Descrizione
(...) Se questo viaggio alla ricerca della città sotterranea denuncia una malinconica sfiducia nei confronti di ciò che sta sopra la terra e non smette di crescere come una lebbra, nei disegni di Fabrizio Da Col la tavolozza, sapiente e ricca di variazioni, corregge questo senso di angoscia con una intonazione che a tratti si fa quasi festosa, come se, attraverso varchi rocciosi il sole avesse accesso nelle profondità esplorate, dove strutture alberiformi testimoniano la perdurante presenza della vita. [Paolo Portoghesi]
Fabrizio Da Col è stato allievo a Venezia di Aldo Rossi e da Rossi indubbiamente deriva lo "stile" dei disegni: i tratteggi incrociati, la tavolozza accesa, il gusto delle incorniciature interne all'immagine, i tralicci, i volumi conici, le ciminiere; ma la differenza essenziale sta nella spazialità delle architetture rappresentate. Mentre Rossi osserva i suoi paesaggi urbani dall'alto ed è affascinato dal "gioco sapiente e corretto dei volumi sotto la luce", Da Col predilige la sezione, lo scavo e adopera le citazioni (quella per esempio del Cemetiere Marine di Valery) non per spiegare l'immagine ma per alzarne il tono.
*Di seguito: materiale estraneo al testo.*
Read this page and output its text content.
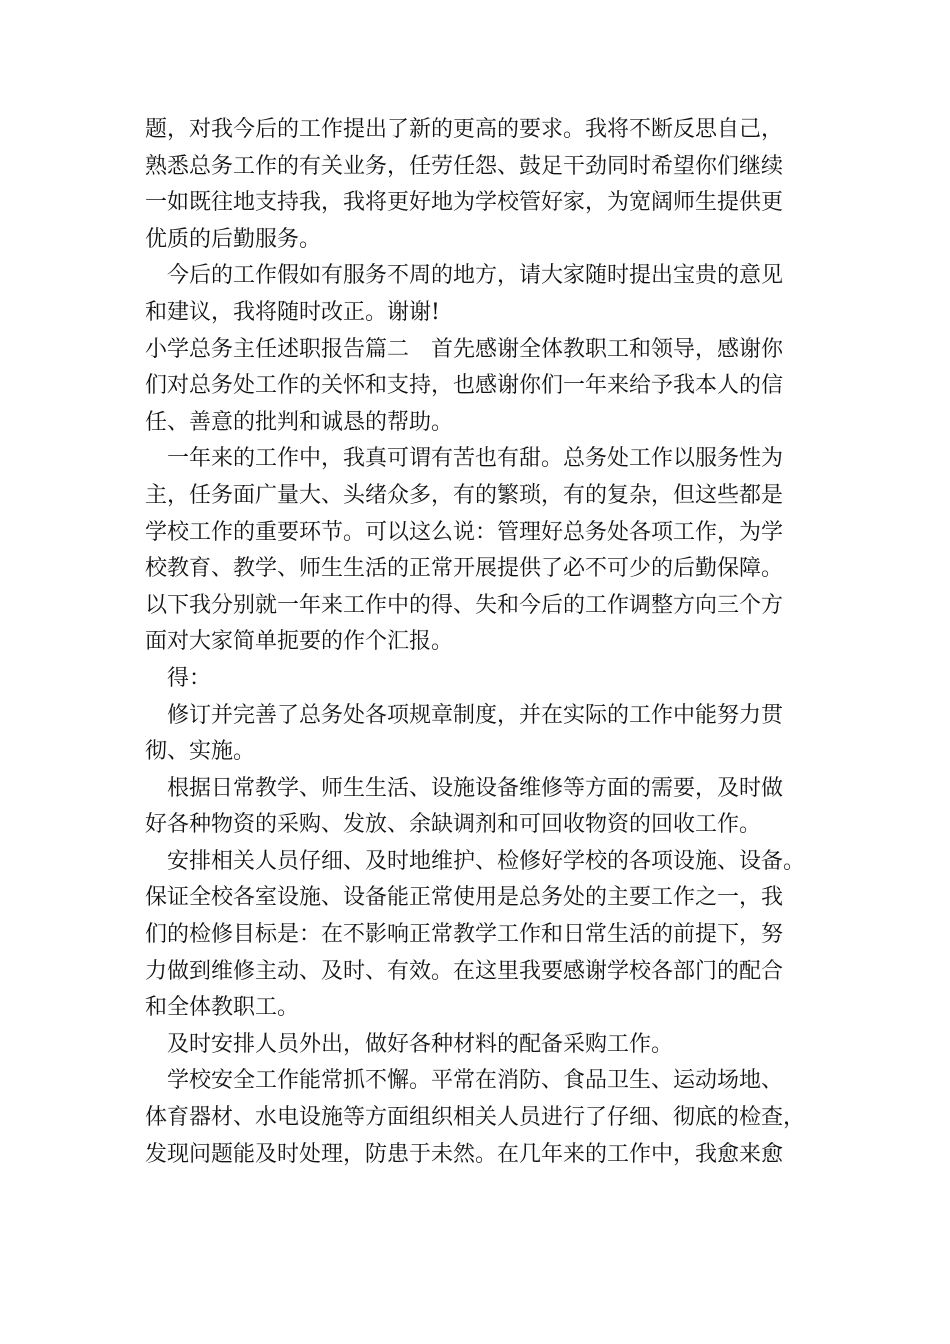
题，对我今后的工作提出了新的更高的要求。我将不断反思自己，
熟悉总务工作的有关业务，任劳任怨、鼓足干劲同时希望你们继续
一如既往地支持我，我将更好地为学校管好家，为宽阔师生提供更
优质的后勤服务。
今后的工作假如有服务不周的地方，请大家随时提出宝贵的意见
和建议，我将随时改正。谢谢!
小学总务主任述职报告篇二　首先感谢全体教职工和领导，感谢你
们对总务处工作的关怀和支持，也感谢你们一年来给予我本人的信
任、善意的批判和诚恳的帮助。
一年来的工作中，我真可谓有苦也有甜。总务处工作以服务性为
主，任务面广量大、头绪众多，有的繁琐，有的复杂，但这些都是
学校工作的重要环节。可以这么说：管理好总务处各项工作，为学
校教育、教学、师生生活的正常开展提供了必不可少的后勤保障。
以下我分别就一年来工作中的得、失和今后的工作调整方向三个方
面对大家简单扼要的作个汇报。
得：
修订并完善了总务处各项规章制度，并在实际的工作中能努力贯
彻、实施。
根据日常教学、师生生活、设施设备维修等方面的需要，及时做
好各种物资的采购、发放、余缺调剂和可回收物资的回收工作。
安排相关人员仔细、及时地维护、检修好学校的各项设施、设备。
保证全校各室设施、设备能正常使用是总务处的主要工作之一，我
们的检修目标是：在不影响正常教学工作和日常生活的前提下，努
力做到维修主动、及时、有效。在这里我要感谢学校各部门的配合
和全体教职工。
及时安排人员外出，做好各种材料的配备采购工作。
学校安全工作能常抓不懈。平常在消防、食品卫生、运动场地、
体育器材、水电设施等方面组织相关人员进行了仔细、彻底的检查，
发现问题能及时处理，防患于未然。在几年来的工作中，我愈来愈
Se Rossi chiama in aiuto la parola per rendere più comprensibili le immagini (per esempio la didascalia: "Ora questo è perduto" che spiega la vista terremotata delle case atterrate"), Da Col cita Valery o Pasolini per accentuare l'aura di meditazione poetica e levare al disegno una specificità unicamente architettonica che ne semplificherebbe le intenzioni espressive.